“Having escaped that,” she reflected, “there’s nothing else I greatly fear,” and she went down to breakfast resolving that she would be so faithful in her duties as a nurse that no one in authority would listen to her cousin or Perkins if they sought to make known their surmises.
Ignorant of her son’s action and its results, Mrs. Whately met her niece kindly and insisted that she should not leave the dining-room until she had partaken of the breakfast now almost ready. Captain Maynard joined her with many expressions of a solicitude which the girl felt to be very uncalled for, yet in her instinct to propitiate every one in case her action should be questioned, she was more friendly to him than at any time before. Meanwhile, she was asking herself, “What would they do to me if all was found out?” and sustaining herself by the thought, “Whatever they do to me, they can’t reach Lieutenant Scoville.”
It was gall and bitterness to Whately to find her talking affably to Maynard, but before the meal was over she had the address to disarm him in some degree. For his own sake as well as hers and the family’s she thought, “I must not irritate him into hasty action. If he should find out, and reveal everything, no matter what happened to me, he would bring everlasting disgrace on himself and relatives. I could at least show that my motives were good, no matter how soldiers, with their harsh laws, might act toward me; but what motive could excuse him for placing me, a young girl and his cousin, in such a position?”

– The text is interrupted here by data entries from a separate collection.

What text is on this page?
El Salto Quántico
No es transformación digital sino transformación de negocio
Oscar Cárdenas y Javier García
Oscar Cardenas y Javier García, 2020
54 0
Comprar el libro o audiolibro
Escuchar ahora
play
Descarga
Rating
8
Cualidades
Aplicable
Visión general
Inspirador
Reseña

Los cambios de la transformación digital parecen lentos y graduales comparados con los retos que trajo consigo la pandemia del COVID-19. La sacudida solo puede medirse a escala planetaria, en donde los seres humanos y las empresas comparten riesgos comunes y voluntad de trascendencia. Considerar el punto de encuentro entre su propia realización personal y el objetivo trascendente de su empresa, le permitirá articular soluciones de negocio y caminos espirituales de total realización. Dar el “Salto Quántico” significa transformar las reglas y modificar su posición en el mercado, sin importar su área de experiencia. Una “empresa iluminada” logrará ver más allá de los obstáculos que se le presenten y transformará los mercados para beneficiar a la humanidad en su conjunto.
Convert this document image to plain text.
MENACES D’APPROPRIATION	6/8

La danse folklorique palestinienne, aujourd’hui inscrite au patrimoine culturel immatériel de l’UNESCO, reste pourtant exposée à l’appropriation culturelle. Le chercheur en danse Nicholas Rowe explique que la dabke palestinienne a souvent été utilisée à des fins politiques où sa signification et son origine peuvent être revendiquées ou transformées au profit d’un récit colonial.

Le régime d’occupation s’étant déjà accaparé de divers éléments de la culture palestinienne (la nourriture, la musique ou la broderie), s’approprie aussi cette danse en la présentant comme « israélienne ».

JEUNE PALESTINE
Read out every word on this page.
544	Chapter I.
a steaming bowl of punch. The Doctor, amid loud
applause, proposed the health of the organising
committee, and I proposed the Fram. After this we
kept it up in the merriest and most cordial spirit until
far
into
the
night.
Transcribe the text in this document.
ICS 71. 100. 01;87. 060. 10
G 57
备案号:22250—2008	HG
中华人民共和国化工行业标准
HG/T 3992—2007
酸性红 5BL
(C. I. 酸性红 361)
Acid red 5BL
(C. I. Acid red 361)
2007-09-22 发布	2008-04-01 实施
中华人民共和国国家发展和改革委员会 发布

Whately had already satisfied himself that no pretence of zeal for the service could conceal his real motive or save him from general scorn should he speak of the mere conjectures of a man like Perkins. He had never meant to speak of them publicly, simply to use his knowledge as a means of influencing his cousin. He now doubted the wisdom of this. Reacting from one mood to another, as usual, his chief hope now was that some unexpected turn of fortune’s wheel would bring his opportunity. The one thing which all the past unfitted him to accept was personal and final denial. His egotism and impatience at being crossed began to manifest itself in another direction, one suggested by Maynard’s evident susceptibility to his cousin’s attractions. “Here is a chance,” he thought, “of righting myself in Lou’s eyes. If this fellow, thrown into her society by the fortune of war, not by courtesy, presumptuously goes beyond a certain point in his attentions, Cousin Lou will find that no knight of olden time would have fought for her quicker than I will. Mother says she is one who must have her romance. She may have it with a vengeance. It may open her eyes to the truth that a spirit like mine brooks no opposition, and when she sees that I am ready to face death for her she will admire, respect, and yield to a nature that is haughty and like that of the old nobility.”